Conviene dunque confrontarsi col fariseo che va al tempio a pregare, un personaggio creato da Gesù per parlare di te e di me. Non fermarti alla superficie, al giudizio: “È ipocrita e antipatico e io non gli somiglio”. Così facendo, non ti renderesti conto di agire proprio come lui. Rientra in te stesso e làsciati illuminare dalla Parola. Vedi se anche tu non tendi a ritenerti buono e bravo di fronte a Dio per le tue opere, per le tue virtù, per le tue preghiere, per il tuo impegno nella chiesa e nella società… Ritieni di avere tanti meriti da presentargli? Pensi che Dio debba giustamente ricompensarti per ciò che fai? Ti ritieni “degno” di accostarti alla mensa del Signore, a differenza di tanti altri che potresti citare per nome e cognome? Cerca nelle pieghe del tuo animo se, per caso, non ci sia nascosto quell’inconfessato sentimento di soddisfazione, che ti farebbe ripetere davanti a Dio la preghiera di quel fariseo…

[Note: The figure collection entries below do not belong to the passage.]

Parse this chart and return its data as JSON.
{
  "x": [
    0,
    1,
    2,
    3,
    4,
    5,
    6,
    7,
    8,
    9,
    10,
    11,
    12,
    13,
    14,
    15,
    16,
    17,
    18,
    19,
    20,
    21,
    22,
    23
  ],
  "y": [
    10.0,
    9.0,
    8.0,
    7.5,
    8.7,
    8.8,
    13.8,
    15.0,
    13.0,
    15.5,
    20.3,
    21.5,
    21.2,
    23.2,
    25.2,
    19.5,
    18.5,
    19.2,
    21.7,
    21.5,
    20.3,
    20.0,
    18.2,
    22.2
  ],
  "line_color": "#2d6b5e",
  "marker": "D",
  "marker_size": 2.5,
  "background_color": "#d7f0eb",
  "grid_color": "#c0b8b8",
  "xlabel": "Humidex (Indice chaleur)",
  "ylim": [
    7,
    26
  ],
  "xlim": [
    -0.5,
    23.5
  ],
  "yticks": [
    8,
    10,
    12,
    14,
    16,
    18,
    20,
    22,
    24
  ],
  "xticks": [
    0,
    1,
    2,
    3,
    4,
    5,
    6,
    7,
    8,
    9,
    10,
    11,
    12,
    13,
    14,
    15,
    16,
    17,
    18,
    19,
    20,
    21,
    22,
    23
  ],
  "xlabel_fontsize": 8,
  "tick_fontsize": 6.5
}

A questo punto entra in gioco l’umiltà del pubblicano, che può rendere vera la tua preghiera. Osserva: senza l’umiltà, la preghiera del fariseo è quella di un uomo in adorante contemplazione di se stesso e si risolve in un confronto con gli altri e in un giudizio. Con l’umiltà del pubblicano, la preghiera si trasfigura in un immenso atto di fiducia e di consegna di sé nelle mani di Colui che, solo, può salvarlo dalla superbia e dal peccato, e che, solo, può sanarlo dalla sua infermità morale.

Ecco il vero miracolo dell’umiltà: ti strappa da te stesso e ti pone nella mano di Dio. Ora, proprio questo nuovo orientamento interiore rende possibile a Dio di intervenire per operare la tua salvezza.

«Tornò a casa sua giustificato». Attenzione: non perché moralmente più umile del fariseo, poiché Dio non si merita, si accoglie. Ma perché si è aperto a quel Dio che non attendeva altro che questa consegna fiduciosa per accoglierlo tra le sue braccia. Dio, infatti, ci ama non perché ci siamo fatti belli ai suoi occhi, cioè buoni e bravi e santi. Ci ama come siamo e attende la nostra disponibilità per riversare su di noi la sua tenerezza e il suo perdono – che saranno sempre infinitamente più grandi di quello che potremmo mai meritare. Il suo amore è l’unica forza capace di guarirci e di farci cambiare vita.